The Boy Detective Fails
by Joe Meno
Akashic Books
What happens when a famed boy genius grows up and has to deal with mysteries more puzzling than those involving masked phantoms or smugglers? Joe Meno’s The Boy Detective Fails uses this question as a jumping-off point for a haunting, heartbreaking work of fiction, which combines humor, surrealism, and post-modernist tomfoolery to an ultimately life-affirming and triumphant end.
For his tenth birthday, Billy Argo receives a True-Life Junior Detective Kit and immediately begins solving crime in his New Jersey town with his sister, Caroline, and pudgy friend, Fenton. The early portions of the book paint an idyllic childhood, full of mystery and adventure, while being a spot-on parody of kid detective books like The Hardy Boys, Nancy Drew, and Encyclopedia Brown, right down to the headlines trumpeting the cases the children solve, such as “Boy Detective Quiets the Mystery of the Singing Diamond” or “Boy Detective Solves Flying Saucer Hoax,” or to the character of Fenton, the fat sidekick that all kid detectives are required to have.
Jealousies and puberty threaten to split up the team, and the friends disband when Billy goes off to college. Caroline continues sleuthing for a while, but she lacks Billy’s natural talent and commits suicide after a case involving a terrible secret in an abandoned cave. Billy is institutionalized until age 30 and then has to deal with an office job, depression, and that there are mysteries even the most gifted ex-boy detective can not solve.

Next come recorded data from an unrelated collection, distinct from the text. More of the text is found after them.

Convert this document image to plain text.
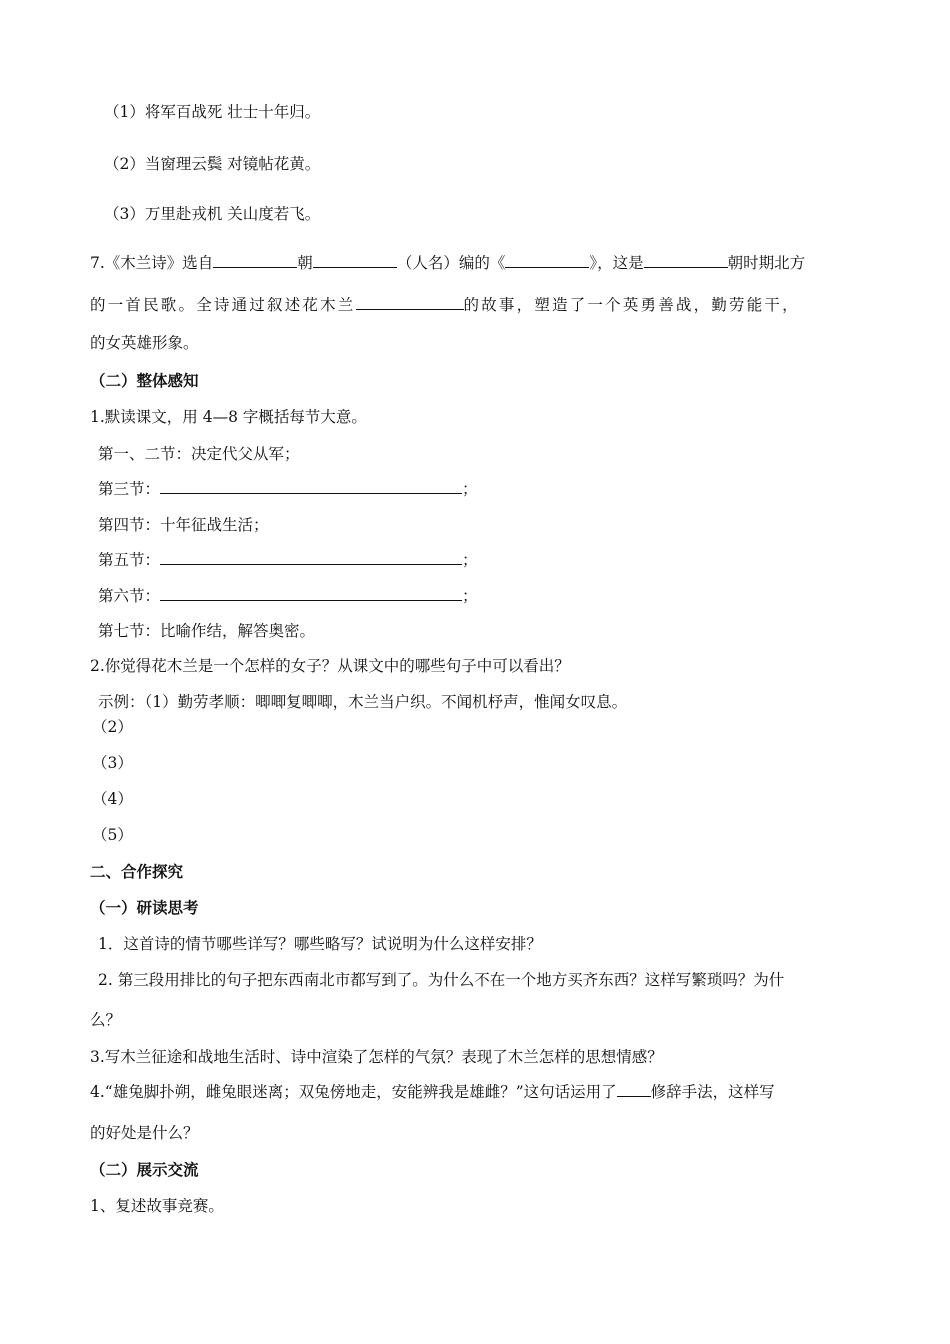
（1）将军百战死 壮士十年归。
（2）当窗理云鬓 对镜帖花黄。
（3）万里赴戎机 关山度若飞。
7.《木兰诗》选自	朝	（人名）编的《	》，这是	朝时期北方
的一首民歌。全诗通过叙述花木兰	的故事，塑造了一个英勇善战，勤劳能干，
的女英雄形象。
（二）整体感知
1.默读课文，用 4—8 字概括每节大意。
第一、二节：决定代父从军；
第三节：	；
第四节：十年征战生活；
第五节：	；
第六节：	；
第七节：比喻作结，解答奥密。
2.你觉得花木兰是一个怎样的女子？从课文中的哪些句子中可以看出？
示例：（1）勤劳孝顺：唧唧复唧唧，木兰当户织。不闻机杼声，惟闻女叹息。
（2）
（3）
（4）
（5）
二、合作探究
（一）研读思考
1．这首诗的情节哪些详写？哪些略写？试说明为什么这样安排？
2. 第三段用排比的句子把东西南北市都写到了。为什么不在一个地方买齐东西？这样写繁琐吗？为什
么？
3.写木兰征途和战地生活时、诗中渲染了怎样的气氛？表现了木兰怎样的思想情感？
4.“雄兔脚扑朔，雌兔眼迷离；双兔傍地走，安能辨我是雄雌？”这句话运用了 修辞手法，这样写
的好处是什么？
（二）展示交流
1、复述故事竞赛。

Meno’s previous novel, Hairstyles of the Damned, also evoked the feelings, hopes, and expectations of adolescence. The Boy Detective Fails, however, is a much stronger work and more streamlined, even at over 300 pages. Meno has an immensely readable, charming, and addictive style, with the ability to use elements of post-modernism and humor that would seem precious and grating in less capable hands and effortlessly integrate them as part of the story. Blocks of text are broken into designs, hidden puzzles pop up throughout the book, and chapters follow a seemingly random numbering system.
The elements of magical realism are also integrated well: nobody seems to notice the disappearing buildings, snowing light bulbs, or stars that spell out messages. Billy’s job as a moustache salesman also seems normal, turning what could have been a one-note joke into a realistic look at soul-deadening cubicle work. While the reader might think Meno will cop out in the end with Billy imagining the whole thing from the mental institution, the ending is hopeful and charmingly free of irony.
While calling a novel “cartoony” might seem like an insult, it applies to The Boy Detective Fails in that it evokes the melancholy, design, and wordplay of Chris Ware’s work, as well as the surrealism and barely controlled anarchy of early animated classics. The result is a strong work from a young author who deserves a wide audience.